The Syrian army also made advances, with state media saying it had taken two villages north of Aleppo near the town of Tal Rifaat, which fell to the SDF on Monday. With the help of Russian air strikes it also advanced from the government-held coastal city of Latakia, continuing a push into rebel territory and fighting to take the key town of Kansaba.
“If (the rebels) lose Kansaba everything in Latakia will go to the regime,” said Rami Abdulrahman, head of the Syrian Observatory. “If no immediate support comes for fighters in (north) Latakia then it could fall in days.”
With hundreds of thousands of civilians trapped in areas the government aims to seize, Turkey and others accuse Moscow of deliberately firing on civilian targets such as hospitals to force residents to flee and depopulate territory.

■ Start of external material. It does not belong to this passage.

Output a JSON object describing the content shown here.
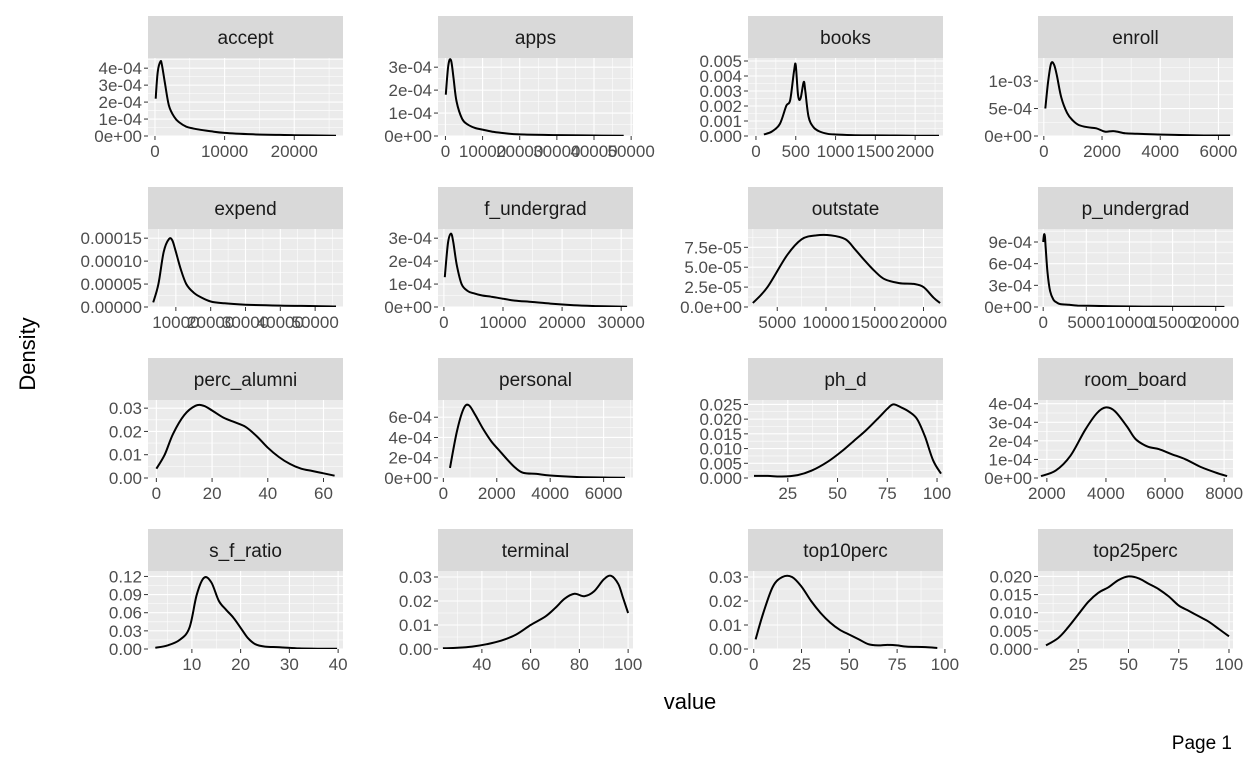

Almost 50 civilians were killed when missiles hit at least five medical facilities and two schools in rebel-held areas on Monday, according to the United Nations, which called the attacks a blatant violation of international law.
At least 14 were killed in the northern town of Azaz, the last rebel stronghold before the border with Turkey north of Aleppo. Prime Minister Ahmet Davutoglu said a Russian missile was responsible and vowed that Turkey would not let Azaz fall into YPG hands.
Russia’s foreign ministry said Turkey was using Azaz as a supply route for Islamic State and “other terrorist groups”, while the Kremlin strongly rejected Turkish accusations it had committed a war crime after the missile strikes.
“We categorically do not accept such statements, the more so as every time those making these statements are unable to prove their unfounded accusations in any way,” President Vladimir Putin’s spokesman Dmitry Peskov told reporters.
“Our relations (with Turkey) are in a deep crisis. Russia regrets this. We are not the initiators of this.”
DOUBTS OVER GROUND TROOPS
The advances by the YPG risk creating friction between Turkey and its allies, including the United States.
Ankara sees the Syrian Kurdish militia as an extension of the Kurdistan Workers Party (PKK) which has fought a three-decade insurgency for Kurdish autonomy in Turkey’s southeast. But the United States sees the YPG as one of few effective ground forces fighting Islamic State militants in Syria, and has lent the group military support.
Washington has so far ruled out sending its own ground troops into Syria, apart from small numbers of special forces.
Sunni Arab Gulf states including Saudi Arabia and the United Arab Emirates (UAE) said this month they were ready to send ground forces as part of an international coalition against Islamic State, providing Washington takes the lead.
But Turkey’s focus on the YPG means it cannot necessarily count on support from NATO, which, while reluctant to pressure Ankara in public, is working behind closed doors to discourage it from targeting the Kurds and escalating with Russia.